Why You Shouldn't Just Auto-Renew
Open enrollment — the annual window when you can change, add, or drop health coverage — comes and goes quickly. Many people simply let their current plan auto-renew without reviewing whether it still meets their needs. This can be a costly mistake. Plans change their premiums, provider networks, formularies, and benefits every year. What worked last year may not be your best option today.
Use this checklist to make a confident, informed decision during open enrollment.
Step 1: Review What Changed in Your Current Plan
Your insurer is required to send you an Annual Notice of Change before open enrollment.
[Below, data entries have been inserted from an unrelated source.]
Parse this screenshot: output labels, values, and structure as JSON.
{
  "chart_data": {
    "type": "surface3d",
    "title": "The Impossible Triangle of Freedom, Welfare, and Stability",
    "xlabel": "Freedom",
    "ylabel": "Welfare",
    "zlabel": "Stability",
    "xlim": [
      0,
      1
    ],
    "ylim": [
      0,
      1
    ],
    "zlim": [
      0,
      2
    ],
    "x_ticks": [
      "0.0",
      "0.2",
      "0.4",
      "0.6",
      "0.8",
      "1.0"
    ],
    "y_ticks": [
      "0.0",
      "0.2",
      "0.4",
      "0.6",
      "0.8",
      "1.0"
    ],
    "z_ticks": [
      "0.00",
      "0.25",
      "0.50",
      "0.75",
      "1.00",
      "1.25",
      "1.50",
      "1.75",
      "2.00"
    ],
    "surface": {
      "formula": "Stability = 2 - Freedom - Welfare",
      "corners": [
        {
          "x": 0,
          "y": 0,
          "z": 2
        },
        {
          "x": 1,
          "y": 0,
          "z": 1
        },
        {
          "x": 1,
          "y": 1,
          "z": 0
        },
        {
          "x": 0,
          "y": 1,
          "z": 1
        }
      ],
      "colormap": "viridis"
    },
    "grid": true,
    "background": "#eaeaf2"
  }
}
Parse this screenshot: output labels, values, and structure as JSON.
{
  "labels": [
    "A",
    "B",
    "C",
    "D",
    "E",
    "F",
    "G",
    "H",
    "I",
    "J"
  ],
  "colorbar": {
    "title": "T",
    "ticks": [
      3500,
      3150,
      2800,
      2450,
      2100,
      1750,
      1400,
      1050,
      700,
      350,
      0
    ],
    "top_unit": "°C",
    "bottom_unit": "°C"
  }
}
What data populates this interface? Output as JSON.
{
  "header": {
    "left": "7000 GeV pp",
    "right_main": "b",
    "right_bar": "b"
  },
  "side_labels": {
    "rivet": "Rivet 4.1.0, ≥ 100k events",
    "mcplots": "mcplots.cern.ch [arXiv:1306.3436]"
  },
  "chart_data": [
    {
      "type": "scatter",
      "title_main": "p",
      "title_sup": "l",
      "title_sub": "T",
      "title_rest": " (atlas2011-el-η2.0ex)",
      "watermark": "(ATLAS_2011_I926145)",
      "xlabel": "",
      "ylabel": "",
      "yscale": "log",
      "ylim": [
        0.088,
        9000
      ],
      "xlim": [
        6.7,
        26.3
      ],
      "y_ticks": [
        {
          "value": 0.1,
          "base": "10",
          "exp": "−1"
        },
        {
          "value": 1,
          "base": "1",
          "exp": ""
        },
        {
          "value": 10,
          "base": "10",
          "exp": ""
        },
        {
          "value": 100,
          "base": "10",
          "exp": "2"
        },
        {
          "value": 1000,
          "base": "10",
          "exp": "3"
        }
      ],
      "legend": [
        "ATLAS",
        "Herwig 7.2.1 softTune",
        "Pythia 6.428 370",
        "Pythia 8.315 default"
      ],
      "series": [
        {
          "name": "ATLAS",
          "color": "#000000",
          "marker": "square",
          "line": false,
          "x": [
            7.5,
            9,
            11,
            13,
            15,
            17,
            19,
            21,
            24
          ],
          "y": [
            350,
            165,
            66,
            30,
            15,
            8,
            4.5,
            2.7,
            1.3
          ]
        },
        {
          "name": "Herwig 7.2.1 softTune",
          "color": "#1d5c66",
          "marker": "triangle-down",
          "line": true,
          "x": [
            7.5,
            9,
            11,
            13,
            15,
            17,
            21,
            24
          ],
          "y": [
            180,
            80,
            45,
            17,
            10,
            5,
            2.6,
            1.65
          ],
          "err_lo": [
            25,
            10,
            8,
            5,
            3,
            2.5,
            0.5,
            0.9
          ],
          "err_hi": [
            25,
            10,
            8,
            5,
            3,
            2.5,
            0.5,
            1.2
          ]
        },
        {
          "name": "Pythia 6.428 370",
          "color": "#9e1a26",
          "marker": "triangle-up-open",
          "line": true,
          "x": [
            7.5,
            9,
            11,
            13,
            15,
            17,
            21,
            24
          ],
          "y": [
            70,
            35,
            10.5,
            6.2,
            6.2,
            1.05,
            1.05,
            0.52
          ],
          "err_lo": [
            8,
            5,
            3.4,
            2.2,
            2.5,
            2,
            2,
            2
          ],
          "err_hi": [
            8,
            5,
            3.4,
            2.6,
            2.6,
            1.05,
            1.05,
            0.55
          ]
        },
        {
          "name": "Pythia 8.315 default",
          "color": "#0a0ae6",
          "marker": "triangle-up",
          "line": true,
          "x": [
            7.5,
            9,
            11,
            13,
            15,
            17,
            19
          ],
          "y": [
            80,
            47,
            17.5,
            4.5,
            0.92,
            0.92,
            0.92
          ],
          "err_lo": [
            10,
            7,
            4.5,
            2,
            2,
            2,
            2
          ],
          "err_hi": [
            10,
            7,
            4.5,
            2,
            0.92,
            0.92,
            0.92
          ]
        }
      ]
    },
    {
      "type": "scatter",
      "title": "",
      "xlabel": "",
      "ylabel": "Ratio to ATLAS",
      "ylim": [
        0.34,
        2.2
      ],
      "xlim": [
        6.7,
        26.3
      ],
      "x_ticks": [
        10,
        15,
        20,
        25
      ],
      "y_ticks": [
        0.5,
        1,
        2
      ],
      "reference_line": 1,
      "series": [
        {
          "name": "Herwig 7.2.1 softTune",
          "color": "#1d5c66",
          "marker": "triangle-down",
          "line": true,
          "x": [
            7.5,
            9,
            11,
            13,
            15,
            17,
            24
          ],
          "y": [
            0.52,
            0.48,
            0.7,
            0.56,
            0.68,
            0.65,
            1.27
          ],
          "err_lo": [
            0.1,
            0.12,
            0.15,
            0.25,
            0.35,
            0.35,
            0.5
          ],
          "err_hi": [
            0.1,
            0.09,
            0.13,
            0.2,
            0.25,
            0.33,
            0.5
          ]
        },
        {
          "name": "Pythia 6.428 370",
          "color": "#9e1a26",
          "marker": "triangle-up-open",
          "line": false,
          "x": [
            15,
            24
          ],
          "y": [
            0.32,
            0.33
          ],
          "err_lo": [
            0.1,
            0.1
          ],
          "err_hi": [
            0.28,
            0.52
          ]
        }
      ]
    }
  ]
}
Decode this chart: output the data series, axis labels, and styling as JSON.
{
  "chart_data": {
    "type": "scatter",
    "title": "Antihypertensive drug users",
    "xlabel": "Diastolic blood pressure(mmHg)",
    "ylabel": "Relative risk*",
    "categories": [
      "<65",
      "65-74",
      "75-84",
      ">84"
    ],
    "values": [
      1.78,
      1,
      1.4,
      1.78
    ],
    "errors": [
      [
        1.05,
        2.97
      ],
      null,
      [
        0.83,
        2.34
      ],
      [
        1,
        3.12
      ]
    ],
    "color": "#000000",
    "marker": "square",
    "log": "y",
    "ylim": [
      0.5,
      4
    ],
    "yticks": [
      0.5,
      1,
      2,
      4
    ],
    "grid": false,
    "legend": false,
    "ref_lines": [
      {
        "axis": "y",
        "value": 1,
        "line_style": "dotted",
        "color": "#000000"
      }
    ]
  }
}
Read it carefully. Look for:
- Premium increases or decreases
- Changes to your deductible or out-of-pocket maximum
- Modifications to your plan's formulary (covered drugs list)
- Network changes — have any of your doctors or hospitals been dropped?
- Changes to covered services or benefits
If your current plan has changed significantly, staying put may not make financial sense.
Step 2: Assess Your Healthcare Needs From the Past Year
Look back at how you actually used your health insurance this year:
- How many times did you visit a doctor or specialist?
- Did you have any hospitalizations or procedures?
- Did you meet your deductible? Your out-of-pocket maximum?
- Were all your prescriptions covered on your plan's formulary?
- Did you face any surprise costs or coverage gaps?
This retrospective helps you gauge whether you were over-insured (paying for coverage you didn't use) or under-insured (facing high out-of-pocket bills).
Step 3: Anticipate Next Year's Healthcare Needs
Think ahead to any expected changes in 2025:
- Are you planning any surgeries, procedures, or specialist visits?
- Are you expecting a baby or adding a dependent?
- Do you have new or changing prescription drug needs?
- Are you moving to a new area where your current plan's network may not apply?
- Have your income or household circumstances changed (affecting subsidy eligibility)?
Step 4: Verify Your Providers Are In-Network
Before selecting any plan, confirm that the doctors, specialists, and hospitals you rely on are in-network for that plan. Network directories can change year to year. Don't rely on last year's information — check the current directory on the insurer's website or call the provider's office directly.
Step 5: Check Your Medications
If you take prescription medications regularly, this step is critical. Each plan has a formulary — a list of covered drugs divided into tiers that determine your out-of-pocket cost. Verify that:
- All your medications are on the formulary
- They're on a tier that results in affordable copays
- No prior authorization or step therapy requirements will create hurdles
Step 6: Calculate Your Total Estimated Annual Cost
Don't compare plans by premium alone. Estimate your total annual cost using this formula:
Total Cost = Annual Premium + Expected Out-of-Pocket Costs (copays, coinsurance, deductible)
Run this estimate for both your current plan and any alternatives you're considering. A plan with a lower premium may cost more overall if it has a high deductible you're likely to hit.
Step 7: Don't Forget HSA Eligibility
If you're considering a High-Deductible Health Plan (HDHP), check whether it's HSA-eligible. A Health Savings Account lets you contribute pre-tax dollars to pay for qualified medical expenses — a significant tax advantage that can offset the higher out-of-pocket risk of an HDHP.
Open Enrollment Deadlines: Don't Miss Them
- ACA Marketplace: Typically November 1 – January 15 (dates may vary by state)
- Employer plans: Set by your employer, usually in the fall
- Medicare: Annual Enrollment Period runs October 15 – December 7
Missing open enrollment without a qualifying life event means waiting another full year. Mark your calendar and set reminders. A little time spent reviewing your options now can save you significantly throughout the year.